Seijuurou terdiam. Memang benar. Bahkan beberapa penonton ada yang sudah pergi entah kemana.

Reo kembali menatap Seijuurou. Sedikit membungkuk untuk menyenggol bahu pemuda itu. "Mau mengunjunginya? Pasti seusai acara ini banyak orang-orang yang meminta foto bersama. Tetsu-chan paling laris, lho!"

"Dimana aku bisa menemuinya?"

Reo menunduk, mengecek arloji hitam yang melingkari pergelangan tangannya. "Kira-kira setengah jam lagi, nanti kita ke belakang panggung bersama. Sei-chan mau?"

Seijuurou berdeham, nampak berpikir sesaat. Selang beberapa menit ia hanya mengedikkan bahu sambil lalu. Samar-samar, Reo bisa melihat sudut bibir Seijuuoru yang melengkung sedikit. "Aaaahh…" Kedua mata lentiknya semakin berbinar-binar, "Senang sekali rasanya bisa bertemu Tetsu-chan~"

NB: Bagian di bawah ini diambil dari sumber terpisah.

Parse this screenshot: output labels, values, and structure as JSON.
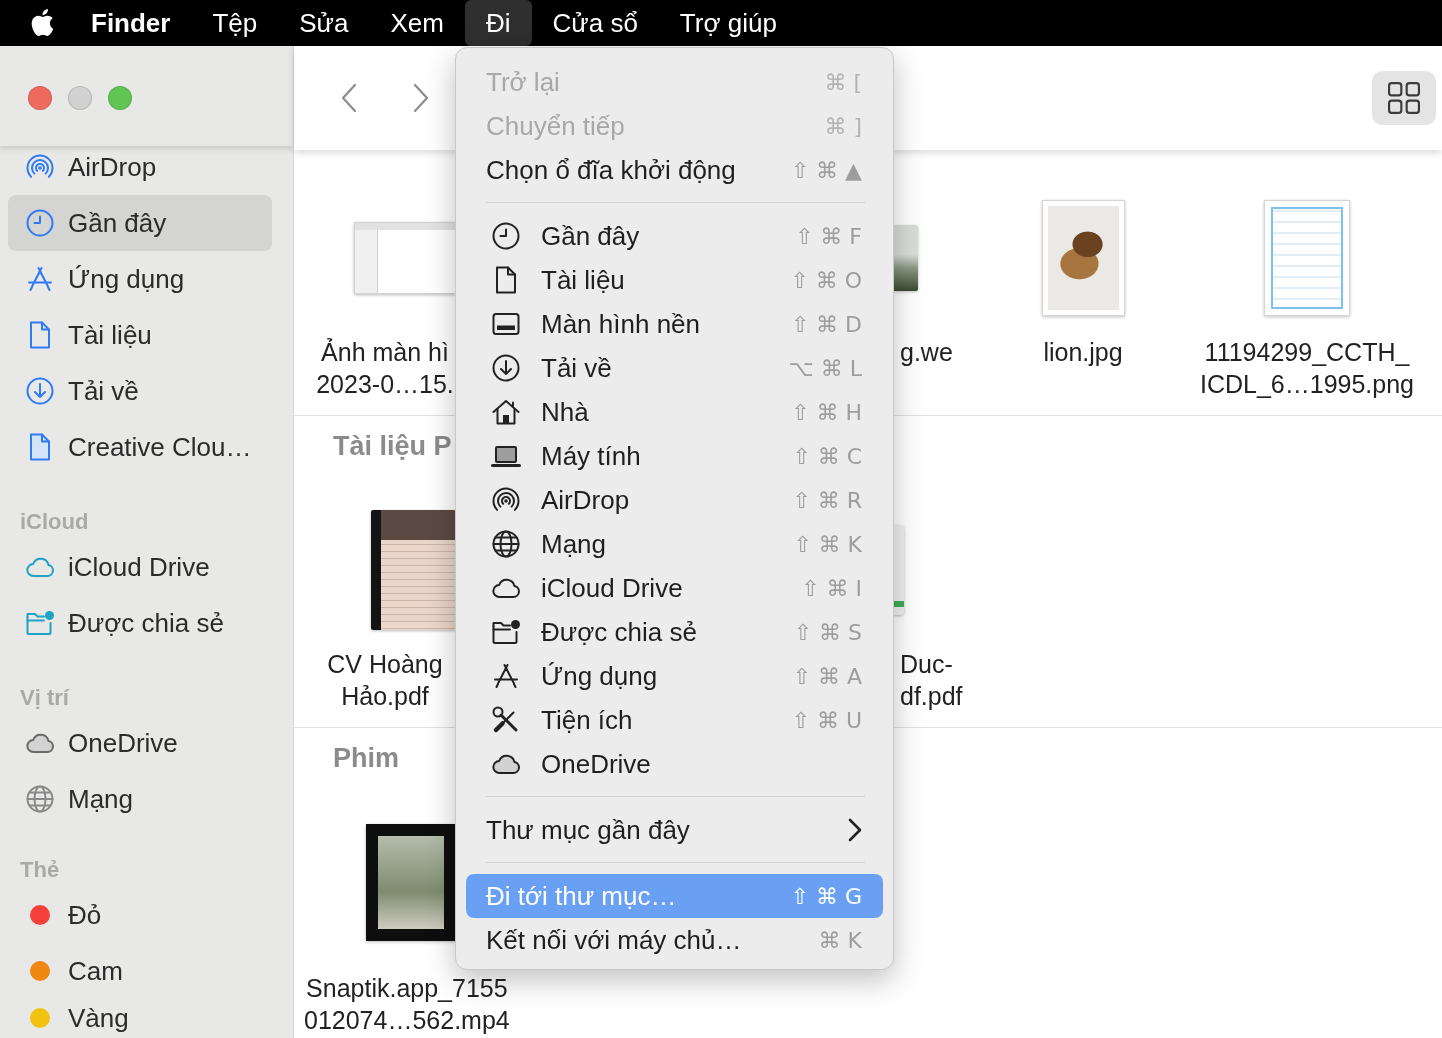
{
  "menu_bar": {
    "items": [
      {
        "label": "Finder",
        "kind": "app",
        "selected": false
      },
      {
        "label": "Tệp",
        "kind": "menu",
        "selected": false
      },
      {
        "label": "Sửa",
        "kind": "menu",
        "selected": false
      },
      {
        "label": "Xem",
        "kind": "menu",
        "selected": false
      },
      {
        "label": "Đi",
        "kind": "menu",
        "selected": true
      },
      {
        "label": "Cửa sổ",
        "kind": "menu",
        "selected": false
      },
      {
        "label": "Trợ giúp",
        "kind": "menu",
        "selected": false
      }
    ]
  },
  "window": {
    "controls": [
      {
        "kind": "close",
        "disabled": false
      },
      {
        "kind": "minimize",
        "disabled": true
      },
      {
        "kind": "zoom",
        "disabled": false
      }
    ]
  },
  "sidebar": {
    "sections": [
      {
        "items": [
          {
            "label": "AirDrop",
            "selected": false
          },
          {
            "label": "Gần đây",
            "selected": true
          },
          {
            "label": "Ứng dụng",
            "selected": false
          },
          {
            "label": "Tài liệu",
            "selected": false
          },
          {
            "label": "Tải về",
            "selected": false
          },
          {
            "label": "Creative Clou…",
            "selected": false
          }
        ]
      },
      {
        "title": "iCloud",
        "items": [
          {
            "label": "iCloud Drive",
            "selected": false
          },
          {
            "label": "Được chia sẻ",
            "selected": false
          }
        ]
      },
      {
        "title": "Vị trí",
        "items": [
          {
            "label": "OneDrive",
            "selected": false
          },
          {
            "label": "Mạng",
            "selected": false
          }
        ]
      },
      {
        "title": "Thẻ",
        "items": [
          {
            "label": "Đỏ",
            "color": "#f5413a",
            "selected": false
          },
          {
            "label": "Cam",
            "color": "#ef8711",
            "selected": false
          },
          {
            "label": "Vàng",
            "color": "#f1c20f",
            "selected": false
          }
        ]
      }
    ]
  },
  "content": {
    "groups": [
      {
        "files": [
          {
            "kind": "screenshot",
            "lines": [
              "Ảnh màn hì",
              "2023-0…15."
            ]
          },
          {
            "kind": "photo",
            "lines": [
              "g.we"
            ]
          },
          {
            "kind": "photo",
            "lines": [
              "lion.jpg"
            ]
          },
          {
            "kind": "certificate",
            "lines": [
              "11194299_CCTH_",
              "ICDL_6…1995.png"
            ]
          }
        ]
      },
      {
        "title": "Tài liệu P",
        "files": [
          {
            "kind": "pdf",
            "lines": [
              "CV Hoàng",
              "Hảo.pdf"
            ]
          },
          {
            "kind": "pdf",
            "lines": [
              "Duc-",
              "df.pdf"
            ]
          }
        ]
      },
      {
        "title": "Phim",
        "files": [
          {
            "kind": "video",
            "lines": [
              "Snaptik.app_7155",
              "012074…562.mp4"
            ]
          }
        ]
      }
    ]
  },
  "go_menu": {
    "items": [
      {
        "kind": "item",
        "label": "Trở lại",
        "shortcut": "⌘ [",
        "disabled": true,
        "selected": false
      },
      {
        "kind": "item",
        "label": "Chuyển tiếp",
        "shortcut": "⌘ ]",
        "disabled": true,
        "selected": false
      },
      {
        "kind": "item",
        "label": "Chọn ổ đĩa khởi động",
        "shortcut": "⇧ ⌘ ▲",
        "disabled": false,
        "selected": false
      },
      {
        "kind": "separator"
      },
      {
        "kind": "place",
        "label": "Gần đây",
        "shortcut": "⇧ ⌘ F",
        "disabled": false,
        "selected": false
      },
      {
        "kind": "place",
        "label": "Tài liệu",
        "shortcut": "⇧ ⌘ O",
        "disabled": false,
        "selected": false
      },
      {
        "kind": "place",
        "label": "Màn hình nền",
        "shortcut": "⇧ ⌘ D",
        "disabled": false,
        "selected": false
      },
      {
        "kind": "place",
        "label": "Tải về",
        "shortcut": "⌥ ⌘ L",
        "disabled": false,
        "selected": false
      },
      {
        "kind": "place",
        "label": "Nhà",
        "shortcut": "⇧ ⌘ H",
        "disabled": false,
        "selected": false
      },
      {
        "kind": "place",
        "label": "Máy tính",
        "shortcut": "⇧ ⌘ C",
        "disabled": false,
        "selected": false
      },
      {
        "kind": "place",
        "label": "AirDrop",
        "shortcut": "⇧ ⌘ R",
        "disabled": false,
        "selected": false
      },
      {
        "kind": "place",
        "label": "Mạng",
        "shortcut": "⇧ ⌘ K",
        "disabled": false,
        "selected": false
      },
      {
        "kind": "place",
        "label": "iCloud Drive",
        "shortcut": "⇧ ⌘ I",
        "disabled": false,
        "selected": false
      },
      {
        "kind": "place",
        "label": "Được chia sẻ",
        "shortcut": "⇧ ⌘ S",
        "disabled": false,
        "selected": false
      },
      {
        "kind": "place",
        "label": "Ứng dụng",
        "shortcut": "⇧ ⌘ A",
        "disabled": false,
        "selected": false
      },
      {
        "kind": "place",
        "label": "Tiện ích",
        "shortcut": "⇧ ⌘ U",
        "disabled": false,
        "selected": false
      },
      {
        "kind": "place",
        "label": "OneDrive",
        "disabled": false,
        "selected": false
      },
      {
        "kind": "separator"
      },
      {
        "kind": "submenu",
        "label": "Thư mục gần đây",
        "disabled": false,
        "selected": false
      },
      {
        "kind": "separator"
      },
      {
        "kind": "item",
        "label": "Đi tới thư mục…",
        "shortcut": "⇧ ⌘ G",
        "disabled": false,
        "selected": true
      },
      {
        "kind": "item",
        "label": "Kết nối với máy chủ…",
        "shortcut": "⌘ K",
        "disabled": false,
        "selected": false
      }
    ]
  }
}
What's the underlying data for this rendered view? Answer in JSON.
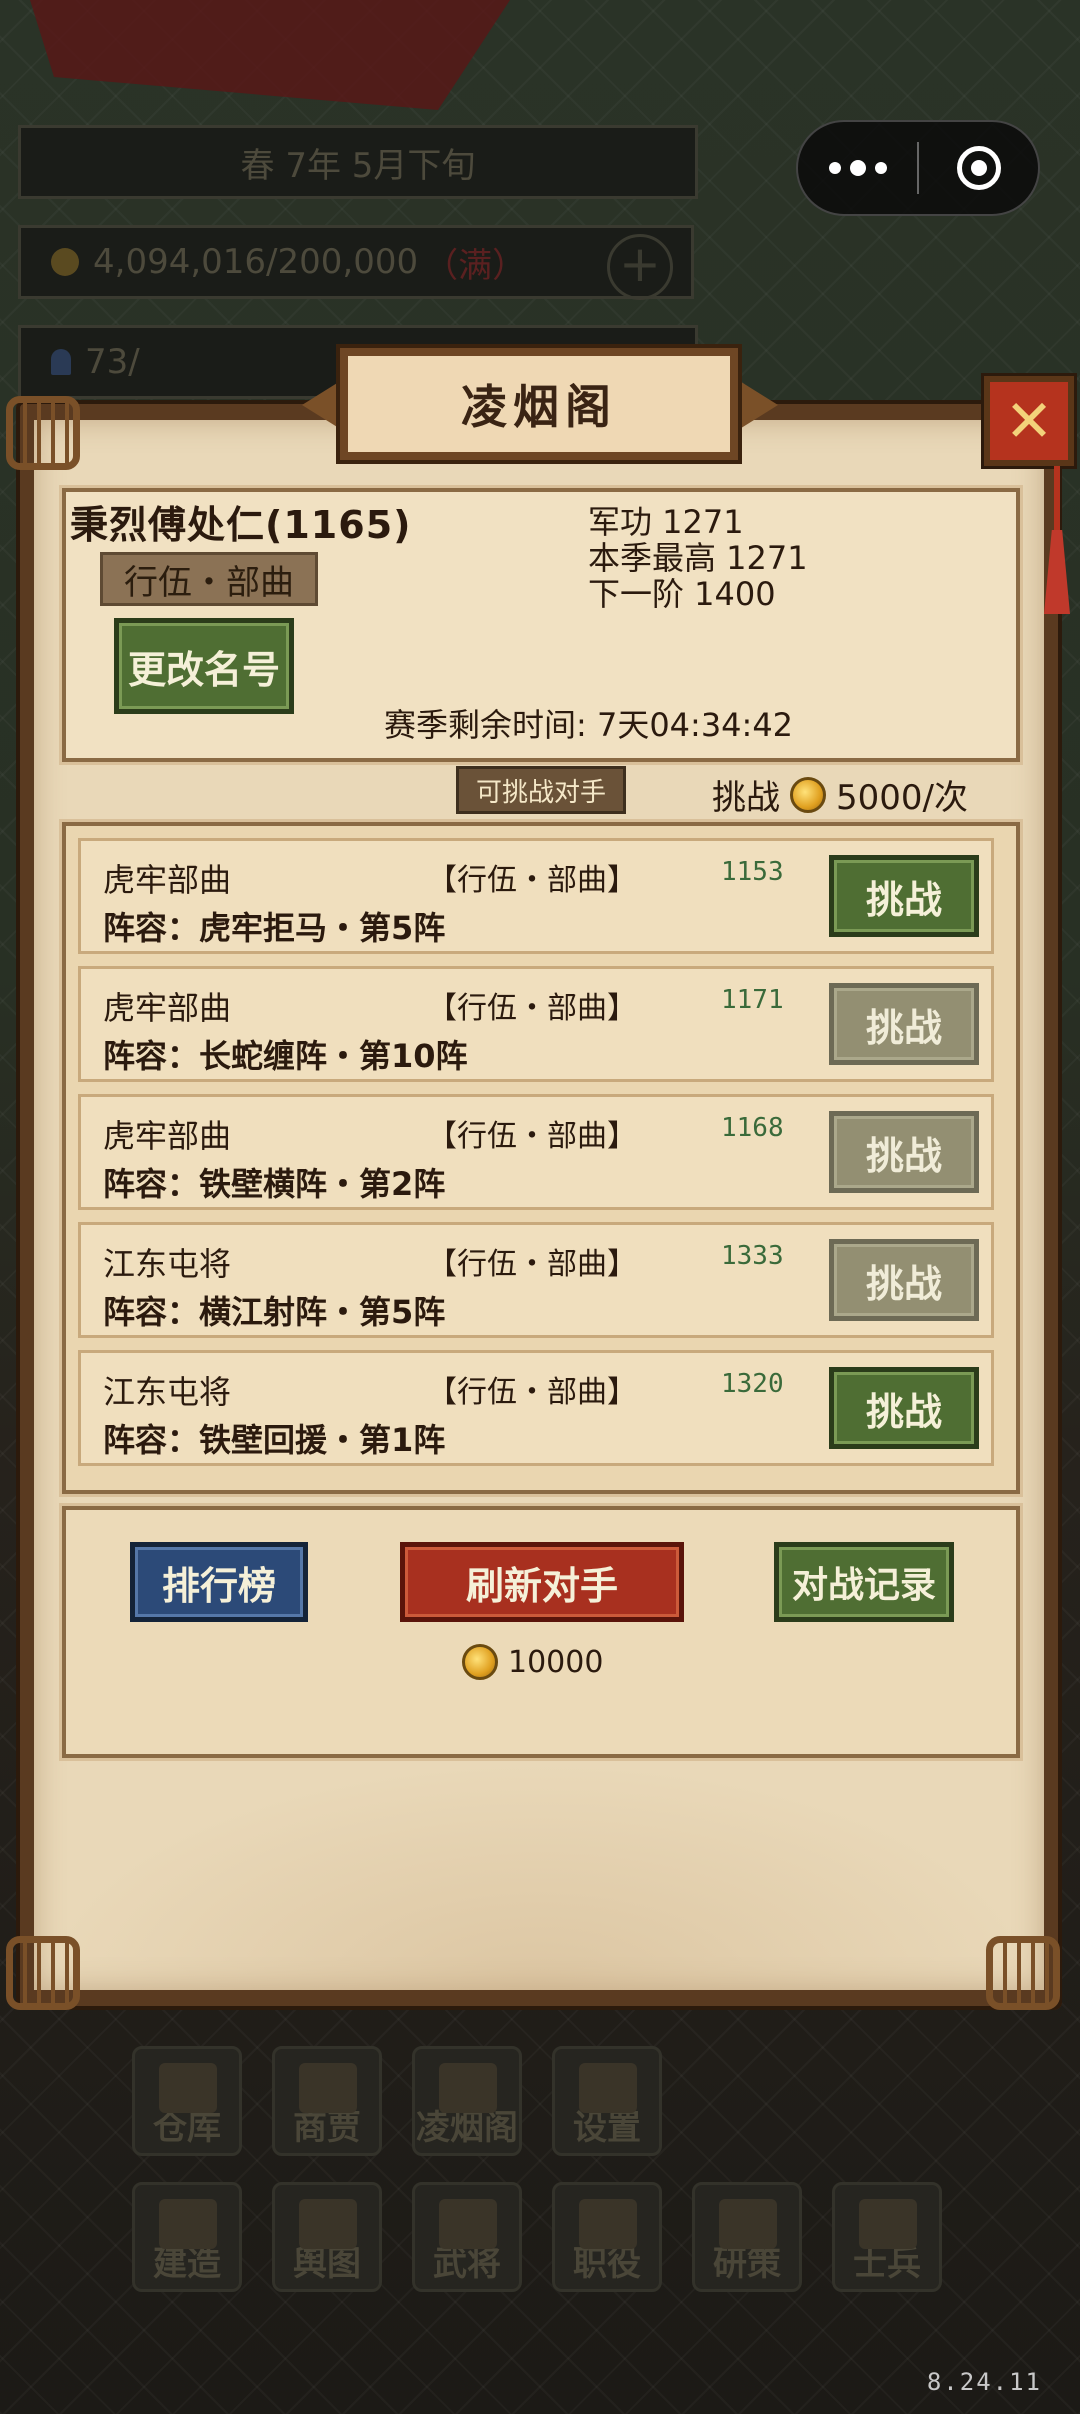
{
  "background": {
    "date": "春  7年  5月下旬",
    "gold": "4,094,016/200,000",
    "gold_full": "（满）",
    "population": "73/"
  },
  "panel": {
    "title": "凌烟阁",
    "close_icon": "close-x-icon",
    "player": {
      "name": "秉烈傅处仁(1165)",
      "rank": "行伍・部曲",
      "rename_label": "更改名号"
    },
    "stats": {
      "merit": "军功 1271",
      "season_best": "本季最高 1271",
      "next_tier": "下一阶 1400"
    },
    "season_remaining": "赛季剩余时间: 7天04:34:42",
    "opponents_label": "可挑战对手",
    "challenge_cost_prefix": "挑战",
    "challenge_cost": "5000/次",
    "opponents": [
      {
        "unit": "虎牢部曲",
        "rank": "【行伍・部曲】",
        "score": "1153",
        "lineup": "阵容：虎牢拒马・第5阵",
        "action": "挑战",
        "enabled": true
      },
      {
        "unit": "虎牢部曲",
        "rank": "【行伍・部曲】",
        "score": "1171",
        "lineup": "阵容：长蛇缠阵・第10阵",
        "action": "挑战",
        "enabled": false
      },
      {
        "unit": "虎牢部曲",
        "rank": "【行伍・部曲】",
        "score": "1168",
        "lineup": "阵容：铁壁横阵・第2阵",
        "action": "挑战",
        "enabled": false
      },
      {
        "unit": "江东屯将",
        "rank": "【行伍・部曲】",
        "score": "1333",
        "lineup": "阵容：横江射阵・第5阵",
        "action": "挑战",
        "enabled": false
      },
      {
        "unit": "江东屯将",
        "rank": "【行伍・部曲】",
        "score": "1320",
        "lineup": "阵容：铁壁回援・第1阵",
        "action": "挑战",
        "enabled": true
      }
    ],
    "actions": {
      "leaderboard": "排行榜",
      "refresh": "刷新对手",
      "refresh_cost": "10000",
      "battle_log": "对战记录"
    }
  },
  "dock": {
    "row1": [
      "仓库",
      "商贾",
      "凌烟阁",
      "设置"
    ],
    "row2": [
      "建造",
      "舆图",
      "武将",
      "职役",
      "研策",
      "士兵"
    ]
  },
  "version": "8.24.11"
}
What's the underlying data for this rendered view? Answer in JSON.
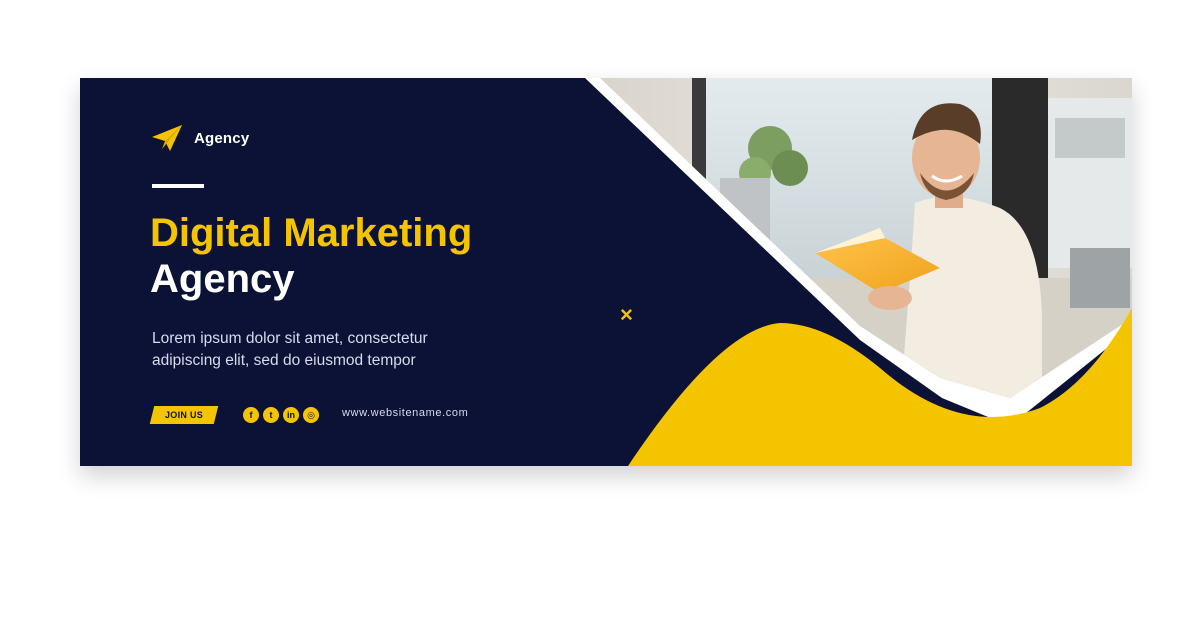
{
  "banner": {
    "logo": {
      "text": "Agency",
      "icon": "paper-plane-icon"
    },
    "headline_line1": "Digital Marketing",
    "headline_line2": "Agency",
    "description_line1": "Lorem ipsum dolor sit amet, consectetur",
    "description_line2": "adipiscing elit, sed do eiusmod tempor",
    "join_button": "JOIN US",
    "social_icons": [
      {
        "name": "facebook-icon",
        "glyph": "f"
      },
      {
        "name": "twitter-icon",
        "glyph": "t"
      },
      {
        "name": "linkedin-icon",
        "glyph": "in"
      },
      {
        "name": "instagram-icon",
        "glyph": "◎"
      }
    ],
    "website": "www.websitename.com",
    "decoration": "×"
  },
  "colors": {
    "navy": "#0b1236",
    "yellow": "#f5c400",
    "white": "#ffffff"
  }
}
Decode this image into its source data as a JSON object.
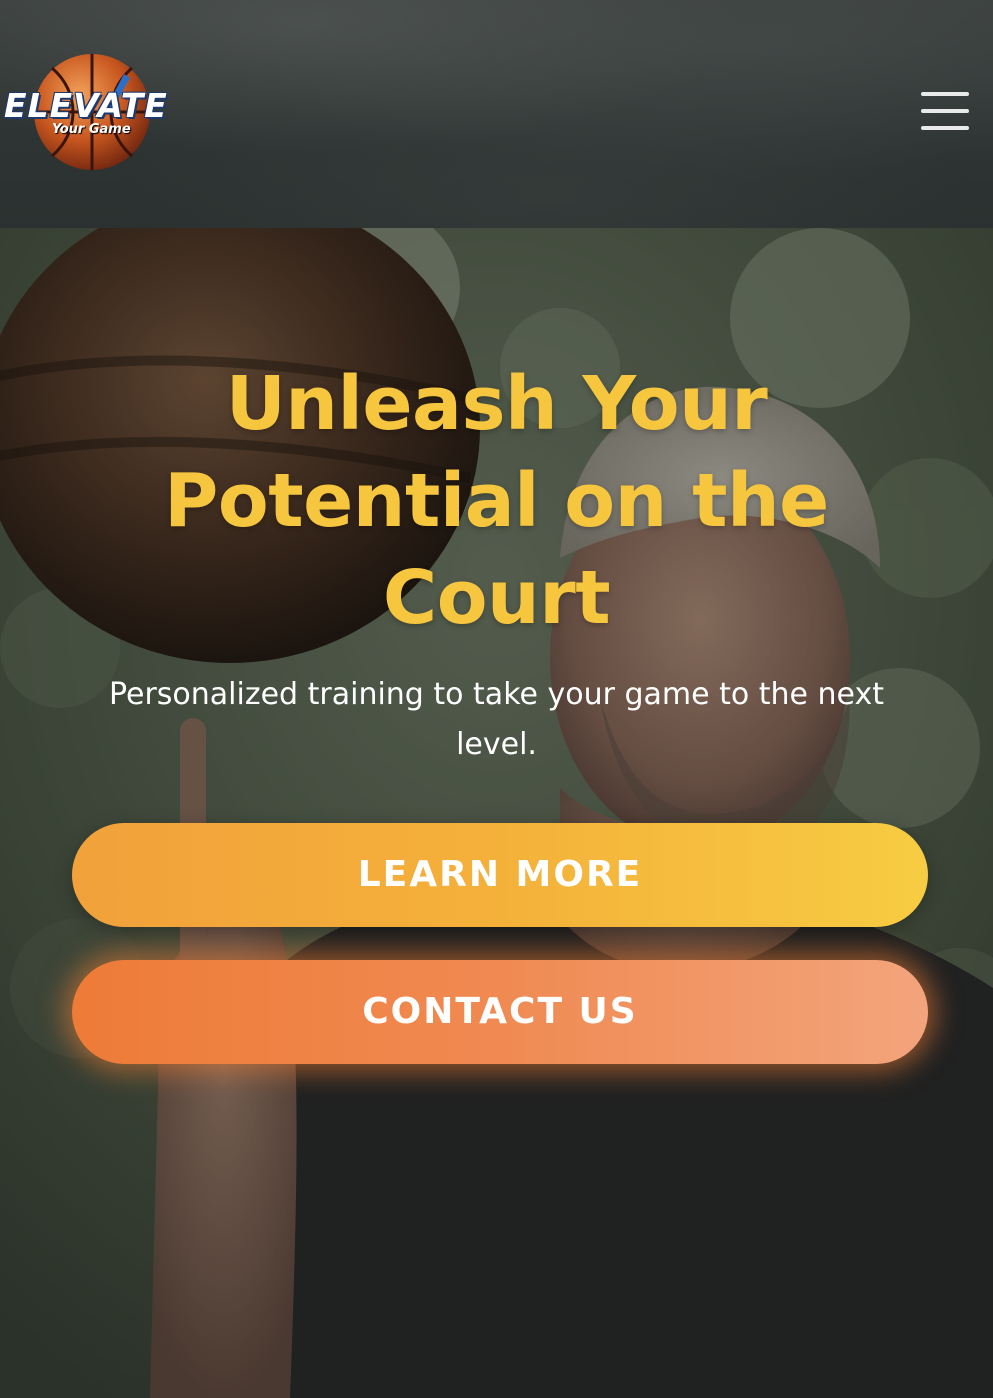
{
  "header": {
    "logo": {
      "wordmark": "ELEVATE",
      "tagline": "Your Game",
      "icon": "basketball-logo"
    },
    "menu_icon": "hamburger-menu-icon"
  },
  "hero": {
    "background": "player-spinning-basketball-photo",
    "title": "Unleash Your Potential on the Court",
    "subtitle": "Personalized training to take your game to the next level.",
    "buttons": {
      "learn_more": "LEARN MORE",
      "contact_us": "CONTACT US"
    }
  },
  "colors": {
    "title": "#f6c63f",
    "learn_more_start": "#f2a13b",
    "learn_more_end": "#f7cc42",
    "contact_start": "#ee7b37",
    "contact_end": "#f3a47c",
    "header_bg": "#2e3433"
  }
}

Sepertinya ini akan mudah, menaklukan seorang gadis belia seperti Tetsu-chan. Dilihat dari penampilannya tadi Seijuurou yakin Tetsu-chan pasti lebih muda darinya. Seijuurou berani bertaruh kalau Tetsu-chan masih duduk dibangku sekolah.

Lagipula, tidak ada salahnya mengencani gadis SMA, 'kan?

.

.

Benar saja, sekitar 30 menit acara selesai, bagian backstage ramai sekali. Beberapa di antaranya berdesakan meminta foto dengan para cosplayer tadi, beberapa juga ada yang mengobrol basa-basi. Mayoritas para bujang yang nampak sekali aura ke-wibu-annya.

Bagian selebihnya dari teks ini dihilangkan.